The slanting rain pounds the window incessantly; it’s been one of those days, where it rains the whole day. We awake to rain, we school to rain, we share dinner to rain, we head to bed to rain. The rain is good, so needed after our long, dry winter here in South Africa. It cleanses the air, it waters the soil and life within, it washes the dirt and dust away. It also reflects my heart today.
Since the passing of my nephew four months ago, I have spent a lot of time processing my pain in prayer. In the earliest days, when the prayers were more like moans, all I could offer was oh God, oh God, oh God, tears mingled with desperate cries of help them, help us.
On the very long, lonely trip back to the US, I copied Psalms into my journal, having no words or emotional capacity to form prayers of my own. A liturgy sent to my by a friend from the new Every Moment Holy Vol. 2 became my prayer for the next weeks:
Be nearer, O Christ, than I have ever known… comfort us, O God, in these hard and early hours of loss. Be to us a strength and light, for we are shocked, numbed as children spilled into cold seas… how can I make sense of this? Make peace with this? Have words for this? Though I scarce have words to pray, O Spirit of God, still let my tears, my groans, and my wounded silences rise as an incense of perpetual prayer, reminding you of my need… carry me. Carry all of us who grieve…
The last few months have found me awakening in the mornings to the Psalms, for a long while Psalm 77 in particular. I have noticed in a fresh way the honesty of these psalmists – the crying out to God, the questioning and deep doubts, the remembering of God’s faithfulness, the turning toward hope again. And this structure, commonly seen in laments throughout Scripture, has given me a way to pray through my own pain.
Crying out to God // In pain, the natural temptation is to turn inward: no one understands me or I’m so alone or everyone has moved on. It is an act of courage, then, to take the first step of turning to God and acknowledging his presence, which alone can conjure more pain. God is here, and yet this happened?

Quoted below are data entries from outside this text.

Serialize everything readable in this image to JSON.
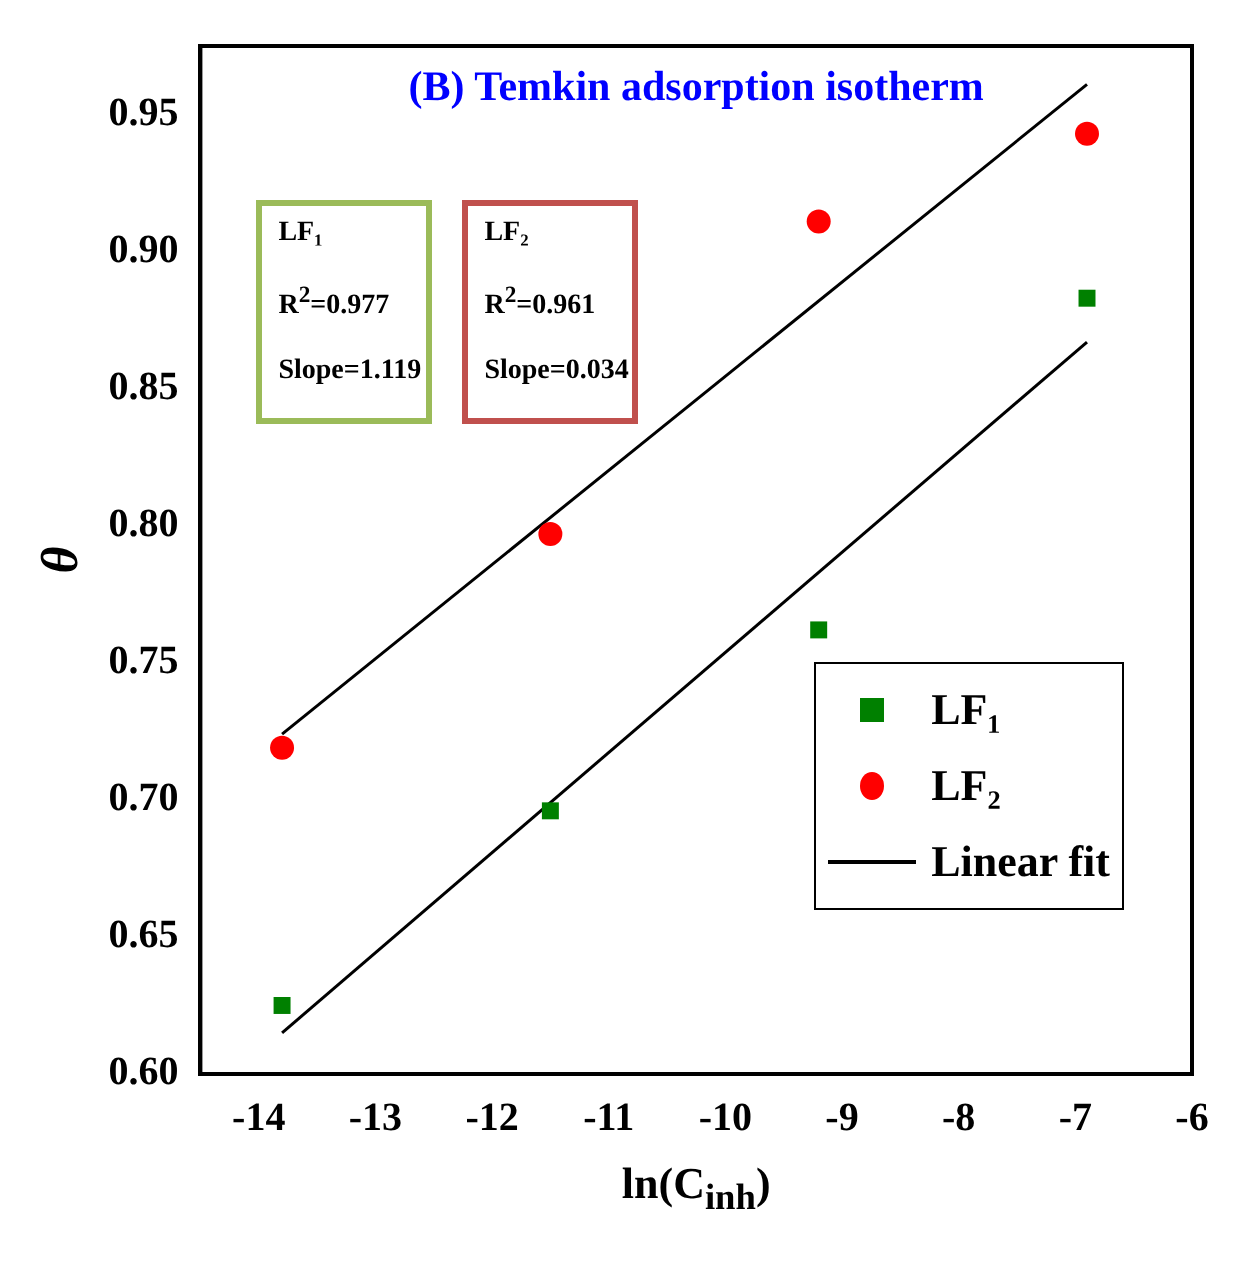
{
  "chart_data": {
    "type": "scatter",
    "title": "(B) Temkin adsorption isotherm",
    "xlabel": "ln(C$_{inh}$)",
    "ylabel": "θ",
    "xlim": [
      -14.5,
      -6
    ],
    "xticks": [
      -14,
      -13,
      -12,
      -11,
      -10,
      -9,
      -8,
      -7,
      -6
    ],
    "ylim": [
      0.6,
      0.975
    ],
    "yticks": [
      {
        "value": 0.6,
        "label": "0.60"
      },
      0.65,
      {
        "value": 0.7,
        "label": "0.70"
      },
      0.75,
      {
        "value": 0.8,
        "label": "0.80"
      },
      0.85,
      {
        "value": 0.9,
        "label": "0.90"
      },
      0.95
    ],
    "grid": false,
    "legend": "bottom right",
    "series": [
      {
        "name": "LF₁",
        "marker": "square",
        "color": "#008000",
        "x": [
          -13.8,
          -11.5,
          -9.2,
          -6.9
        ],
        "values": [
          0.625,
          0.696,
          0.762,
          0.883
        ]
      },
      {
        "name": "LF₂",
        "marker": "circle",
        "color": "#ff0000",
        "x": [
          -13.8,
          -11.5,
          -9.2,
          -6.9
        ],
        "values": [
          0.719,
          0.797,
          0.911,
          0.943
        ]
      },
      {
        "name": "Linear fit",
        "type": "line",
        "marker": "none",
        "color": "#000000",
        "x": [
          -13.8,
          -6.9
        ],
        "values": [
          0.615,
          0.867
        ]
      },
      {
        "type": "line",
        "marker": "none",
        "color": "#000000",
        "x": [
          -13.8,
          -6.9
        ],
        "values": [
          0.724,
          0.961
        ]
      }
    ],
    "annotations": [
      "LF₁",
      "R$^{2}$=0.977",
      "Slope=1.119",
      "LF₂",
      "R$^{2}$=0.961",
      "Slope=0.034"
    ]
  }
}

In Psalm 77:3, the psalmist says, “when I remember God, I moan; when I meditate, my spirit faints.” It is not easy to acknowledge God in the midst of our suffering and grief, because in his omnipotence, he did not prevent this painful circumstance. And yet, we also realize in his omnipresence that we have never been, and truly never are, alone. He has been with us through the whole of our pain. It is courageous to turn to God in the midst of pain.
Voicing of complaints // Once we have turned our attention toward God, the pattern we see in Scripture is a vocalizing of questions, of complaints to him. We do not need to jump straight to hope, but rather honestly pour out our hearts to him. All of those disappointments, all of those questions, all of that pain – he is aware of it already, but like a knowing parent who waits patiently for his child to come to him, intimacy builds through honesty. “Has his steadfast love forever ceased? Are his promises at an end for all time?” the psalmist writes in 77:8. Well, that’s not very biblical, you might be thinking. And yet, biblical laments model for us a holy complaining, a pouring out of our hearts to our Father who wants us to.
Remembering God’s faithfulness // Once we have poured out our hearts to God, we recall how he has been with us throughout our lives, through the joys and pain of the past. Has he failed in his promises to me? Some laments at this point frame a request to God; Psalm 77 turns to remembering: “I will remember the deeds of the Lord, yes I will remember your wonders of old” (77:11). It may be that the goodness of God is obscured at this present moment, but I can recall his faithfulness in the past. Never once has his love failed; never once has he left me. Rather, he has been a shield for me and the lifter of my head (Ps. 3), my refuge and my strength (Ps. 9 and 18), my rock and my fortress and my deliverer (Ps. 18), the strength of my life and a very present help in trouble (Ps. 27 and 46), the strength of my heart and my portion forever (Ps. 73). This is what I know to be true of God.
Turning toward hope // This intimate honesty and remembering leads my heart to be renewed in hope. Through the tears, through the pounding rain, the relentless pain, my eyes again can look up to Jesus in deep hope and anticipation for his restoring work in my life and in the world. Recalling Israel’s exodus and Red Sea crossing, our psalmist declares, “Your way was through the sea, your path through the great waters; yet your footprints were unseen. You led your people like a flock…” Even when God’s way seems hidden to us, we trust his hand is guiding us, as he was guiding his people then, and has for all time. We turn our eyes again to the light, and we wait in hope, for him to make all things new, as he has promised someday.
The rain is still pouring down, my heart is still heavy. And so I will turn again to God, and in so doing, reject the narratives of my aloneness or the uniqueness of my suffering. Instead, I will join with the saints of old, the writers of Scripture, who have modeled to us how to pray through our pain. Give us courage, Father, to turn to you again today.
++ a book I found helpful on this topic is Dark Clouds, Deep Mercy by Mark Vroegop.